BEVERLY HILLS — Santa Monica boys' basketball coach James Hecht was frustrated throughout the game with his team's poor shooting and lack of ball movement against rival Beverly Hills on Wednesday night.
The Vikings fell to the Normans, 55-47, on the road giving them their first Ocean League loss and snapping a modest three-game winning streak.
The Vikings dropped to 2-1 in league games and 10-9 overall. The Normans improved to 3-0 in league and 13-7 overall.
The Normans wanted to show the Vikings this rivalry was not just one sided, getting out to an early 14-4 lead late in the first quarter. Three players finished in double digits and their aggressive defense made it difficult for the Vikings to hold on to the ball.
The Vikings committed six first-half turnovers and allowed nine offensive rebounds in route to a 23-15 half-time deficit.
Jonah Mathews, who was bottled up most of the game, led the Vikings with 19 points, two rebounds and two assists. The closest to him was Travis Fujita with 9.
The Vikings got as close as 39-33 in the second half before they started going backwards.

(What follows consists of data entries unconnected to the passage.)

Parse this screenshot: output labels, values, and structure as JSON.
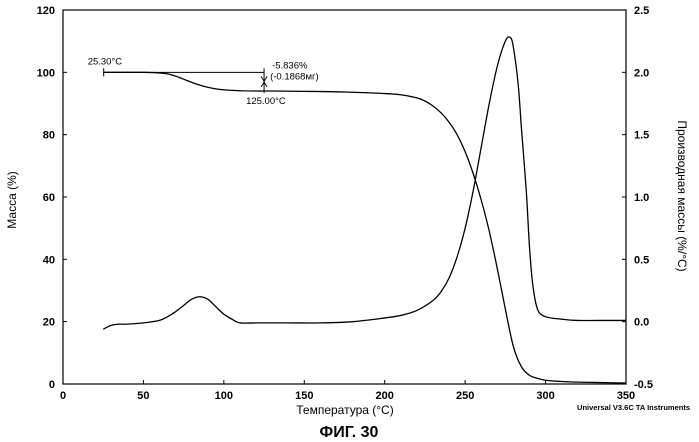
{
  "chart_data": {
    "type": "line",
    "x_axis": {
      "label": "Температура (°C)",
      "range": [
        0,
        350
      ],
      "ticks": [
        0,
        50,
        100,
        150,
        200,
        250,
        300,
        350
      ]
    },
    "y_left": {
      "label": "Масса (%)",
      "range": [
        0,
        120
      ],
      "ticks": [
        0,
        20,
        40,
        60,
        80,
        100,
        120
      ]
    },
    "y_right": {
      "label": "Производная массы (%/°C)",
      "range": [
        -0.5,
        2.5
      ],
      "ticks": [
        "-0.5",
        "0.0",
        "0.5",
        "1.0",
        "1.5",
        "2.0",
        "2.5"
      ]
    },
    "series": [
      {
        "axis": "left",
        "x": [
          25,
          40,
          50,
          60,
          65,
          70,
          75,
          80,
          85,
          90,
          95,
          100,
          105,
          110,
          120,
          130,
          150,
          175,
          200,
          210,
          220,
          225,
          230,
          235,
          240,
          245,
          250,
          255,
          260,
          265,
          270,
          275,
          280,
          285,
          290,
          295,
          300,
          310,
          320,
          330,
          340,
          350
        ],
        "y": [
          100,
          100,
          100,
          99.8,
          99.5,
          98.8,
          97.8,
          96.8,
          95.9,
          95.2,
          94.7,
          94.4,
          94.2,
          94.1,
          94.0,
          94.0,
          93.9,
          93.7,
          93.2,
          92.8,
          91.8,
          90.8,
          89.2,
          87.0,
          84.0,
          80.0,
          74.5,
          67.5,
          59.0,
          49.0,
          37.0,
          24.0,
          12.0,
          5.5,
          2.8,
          1.8,
          1.2,
          0.8,
          0.6,
          0.5,
          0.4,
          0.3
        ]
      },
      {
        "axis": "right",
        "x": [
          25,
          30,
          35,
          40,
          50,
          60,
          65,
          70,
          75,
          80,
          85,
          90,
          95,
          100,
          105,
          110,
          120,
          140,
          160,
          180,
          200,
          210,
          220,
          230,
          235,
          240,
          245,
          250,
          255,
          260,
          265,
          270,
          275,
          278,
          280,
          283,
          285,
          288,
          290,
          292,
          295,
          300,
          310,
          320,
          340,
          350
        ],
        "y": [
          -0.06,
          -0.03,
          -0.02,
          -0.02,
          -0.01,
          0.01,
          0.04,
          0.08,
          0.13,
          0.18,
          0.2,
          0.18,
          0.12,
          0.06,
          0.02,
          -0.01,
          -0.01,
          -0.01,
          -0.01,
          0.0,
          0.03,
          0.05,
          0.09,
          0.17,
          0.24,
          0.35,
          0.52,
          0.75,
          1.05,
          1.4,
          1.75,
          2.05,
          2.25,
          2.28,
          2.2,
          1.9,
          1.55,
          1.05,
          0.6,
          0.3,
          0.1,
          0.04,
          0.02,
          0.01,
          0.01,
          0.01
        ]
      }
    ],
    "annotations": {
      "start_temp": "25.30°C",
      "end_temp": "125.00°C",
      "loss_percent": "-5.836%",
      "loss_mass": "(-0.1868мг)"
    },
    "grid": false
  },
  "credit": "Universal V3.6C TA Instruments",
  "figure_label": "ФИГ. 30"
}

Sophomore Trevor Bergher lit up the Vikings, scoring 13 of his 16 points in the third quarter by way of the three-pointer. He finished with four made three-pointers.
The Normans also had six blocks on bad shot selections by the Vikings.
"We were our own worst enemy tonight," Hecht said. "We gave up too many offensive rebounds and second and third chances to the basket."
The Normans double-teamed Mathews forcing him to get it to his teammates, who had difficulty converting points.
"We didn't shoot particularly well tonight," Hecht said "I thought we could have shared the ball a little bit better tonight."
Hecht admitted the recent string of injuries has hurt his team, but they are getting healthy and believes their up and down season can be steadied once they are at full strength.
"We've had three or four guys hurt all year and we're just now starting to get healthy; that's impacted us a little bit," he said. "We'll be fine, we'll bounce back, we just have to get back into the gym, coach them up and work a little harder."
A key injury is junior Nuwriyl Williams, who hurt his knee in the first game of the season and re-aggravated it in the Redondo tournament last month, but Hecht is hopeful he will return soon. Williams got an MRI last week.
"We're just waiting on the results. I think structurally his knee is fine. It's a bone bruise on the knee," Hecht said.
The Vikings come home to play Morningside on Friday at 7:30 p.m.